Mo asks Josh Linkner: How can professionals use the concepts of Big Little Breakthroughs to close more business?
- In the research for the book, Josh uncovered eight core mindsets of everyday innovators. One mindset in particular is called “Don’t forget the dinner mint.”
- For a business development person, adding a little creative flourish to each interaction you have in the course of business. A small 5% increase in effort can generate disproportionate outcomes.
- If you’re pitching your services to a prospect, before you hit the send button, think about what extra you can add that is unexpected. It could be an extra feature or shorter delivery time.

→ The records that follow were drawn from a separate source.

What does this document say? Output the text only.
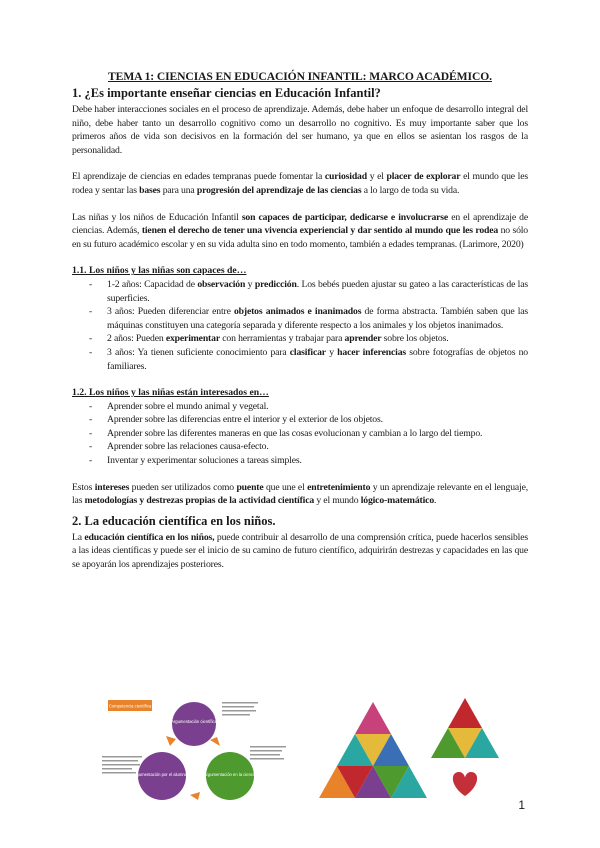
TEMA 1: CIENCIAS EN EDUCACIÓN INFANTIL: MARCO ACADÉMICO.
1. ¿Es importante enseñar ciencias en Educación Infantil?

Debe haber interacciones sociales en el proceso de aprendizaje. Además, debe haber un enfoque de desarrollo integral del niño, debe haber tanto un desarrollo cognitivo como un desarrollo no cognitivo. Es muy importante saber que los primeros años de vida son decisivos en la formación del ser humano, ya que en ellos se asientan los rasgos de la personalidad.

El aprendizaje de ciencias en edades tempranas puede fomentar la curiosidad y el placer de explorar el mundo que les rodea y sentar las bases para una progresión del aprendizaje de las ciencias a lo largo de toda su vida.

Las niñas y los niños de Educación Infantil son capaces de participar, dedicarse e involucrarse en el aprendizaje de ciencias. Además, tienen el derecho de tener una vivencia experiencial y dar sentido al mundo que les rodea no sólo en su futuro académico escolar y en su vida adulta sino en todo momento, también a edades tempranas. (Larimore, 2020)

1.1. Los niños y las niñas son capaces de…
- 1-2 años: Capacidad de observación y predicción. Los bebés pueden ajustar su gateo a las características de las superficies.
- 3 años: Pueden diferenciar entre objetos animados e inanimados de forma abstracta. También saben que las máquinas constituyen una categoría separada y diferente respecto a los animales y los objetos inanimados.
- 2 años: Pueden experimentar con herramientas y trabajar para aprender sobre los objetos.
- 3 años: Ya tienen suficiente conocimiento para clasificar y hacer inferencias sobre fotografías de objetos no familiares.
1.2. Los niños y las niñas están interesados en…
- Aprender sobre el mundo animal y vegetal.
- Aprender sobre las diferencias entre el interior y el exterior de los objetos.
- Aprender sobre las diferentes maneras en que las cosas evolucionan y cambian a lo largo del tiempo.
- Aprender sobre las relaciones causa-efecto.
- Inventar y experimentar soluciones a tareas simples.

Estos intereses pueden ser utilizados como puente que une el entretenimiento y un aprendizaje relevante en el lenguaje, las metodologías y destrezas propias de la actividad científica y el mundo lógico-matemático.

2. La educación científica en los niños.

La educación científica en los niños, puede contribuir al desarrollo de una comprensión crítica, puede hacerlos sensibles a las ideas científicas y puede ser el inicio de su camino de futuro científico, adquirirán destrezas y capacidades en las que se apoyarán los aprendizajes posteriores.

Competencia científica
Argumentación científica
Argumentación por el alumnado	Argumentación en la ciencia
1
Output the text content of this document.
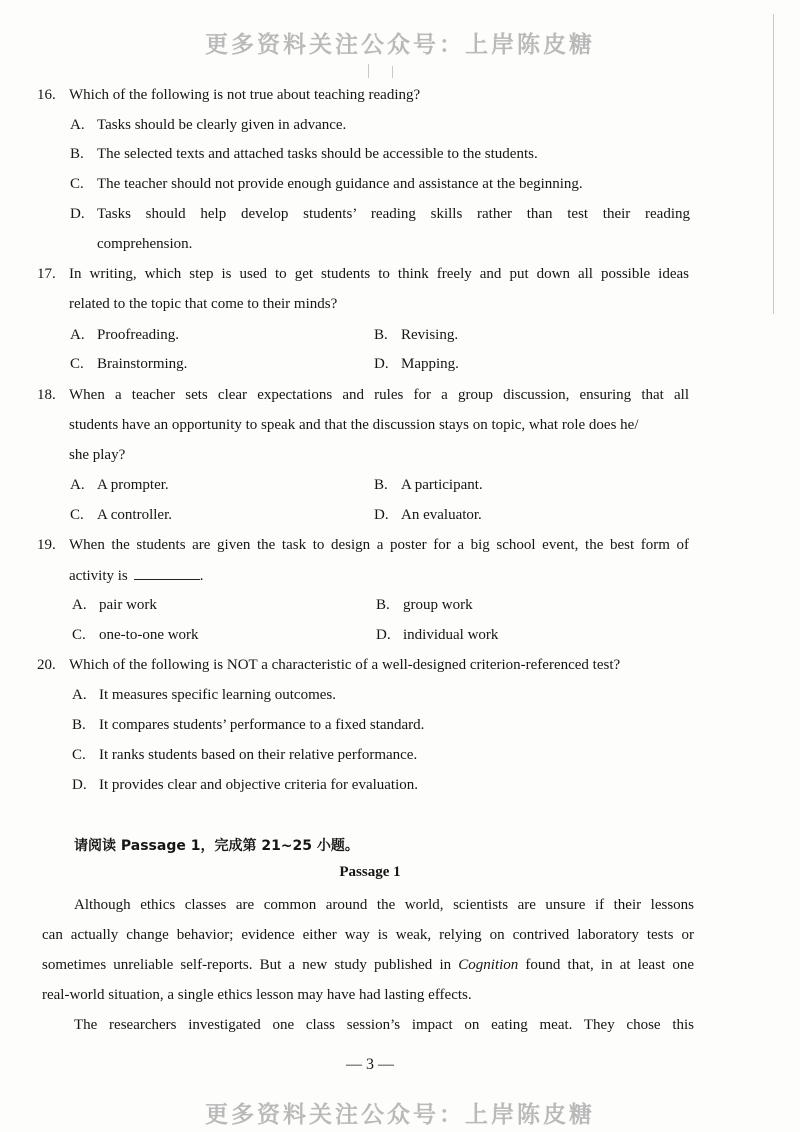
更多资料关注公众号：上岸陈皮糖
更多资料关注公众号：上岸陈皮糖
16. Which of the following is not true about teaching reading?
A. Tasks should be clearly given in advance.
B. The selected texts and attached tasks should be accessible to the students.
C. The teacher should not provide enough guidance and assistance at the beginning.
D. Tasks should help develop students’ reading skills rather than test their reading
comprehension.
17. In writing, which step is used to get students to think freely and put down all possible ideas
related to the topic that come to their minds?
A. Proofreading.	B. Revising.
C. Brainstorming.	D. Mapping.
18. When a teacher sets clear expectations and rules for a group discussion, ensuring that all
students have an opportunity to speak and that the discussion stays on topic, what role does he/
she play?
A. A prompter.	B. A participant.
C. A controller.	D. An evaluator.
19. When the students are given the task to design a poster for a big school event, the best form of
activity is	.
A. pair work	B. group work
C. one-to-one work	D. individual work
20. Which of the following is NOT a characteristic of a well-designed criterion-referenced test?
A. It measures specific learning outcomes.
B. It compares students’ performance to a fixed standard.
C. It ranks students based on their relative performance.
D. It provides clear and objective criteria for evaluation.
请阅读 Passage 1，完成第 21~25 小题。
Passage 1
Although ethics classes are common around the world, scientists are unsure if their lessons
can actually change behavior; evidence either way is weak, relying on contrived laboratory tests or
sometimes unreliable self-reports. But a new study published in Cognition found that, in at least one
real-world situation, a single ethics lesson may have had lasting effects.
The researchers investigated one class session’s impact on eating meat. They chose this
— 3 —
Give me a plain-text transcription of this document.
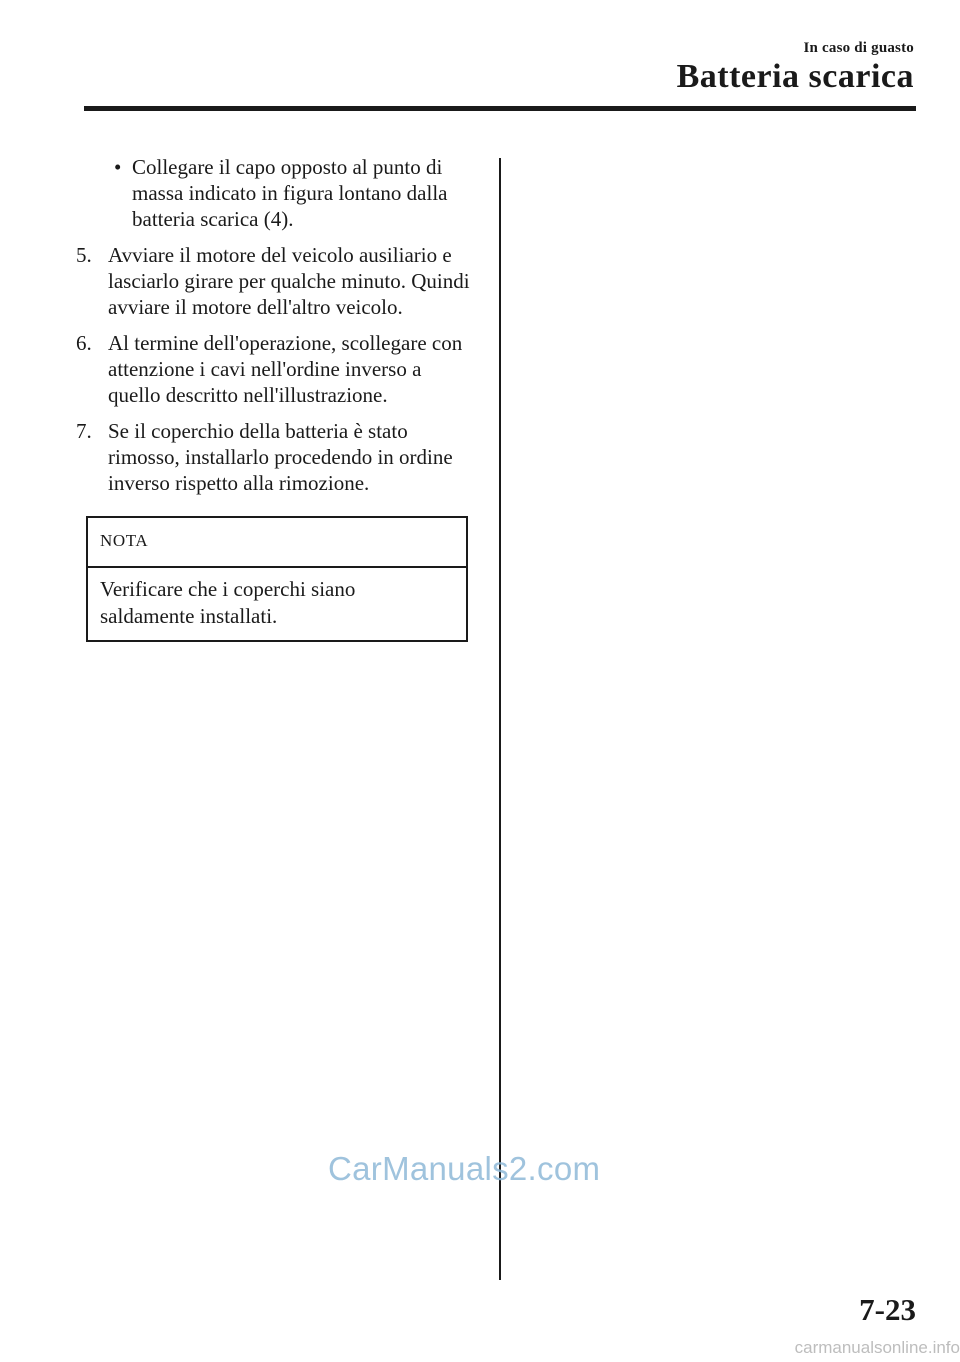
In caso di guasto
Batteria scarica
• Collegare il capo opposto al punto di massa indicato in figura lontano dalla batteria scarica (4).
5. Avviare il motore del veicolo ausiliario e lasciarlo girare per qualche minuto. Quindi avviare il motore dell'altro veicolo.
6. Al termine dell'operazione, scollegare con attenzione i cavi nell'ordine inverso a quello descritto nell'illustrazione.
7. Se il coperchio della batteria è stato rimosso, installarlo procedendo in ordine inverso rispetto alla rimozione.
NOTA
Verificare che i coperchi siano saldamente installati.
CarManuals2.com
7-23
carmanualsonline.info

Every single touchpoint or interaction with a prospect is an opportunity to add a little extra.
- Every extra touch can drive a significant impact in terms of your overall results.
- It doesn’t always have to take the form of an extra service; it could also take the form of a unique experience.
- The dinner mint strategy can also help differentiate your business from other service providers.
- Another idea has to do with the notion of experimenting being very provocative. What if every week you ran five little experiments in your business processes? This is how you can find tiny innovations without risking too much, and if you land on a winner, you can expand it out once you have enough data to justify it.
- Instead of thinking you need to come up with one idea to transform your business, what if you came up with three smaller ideas each week? When you break them down into smaller bets, it’s much less risky and you increase the odds of winning over the long-term.
- Your creativity is more like your weight than your height. You can adjust your weight with your behavior and your creativity works the same way.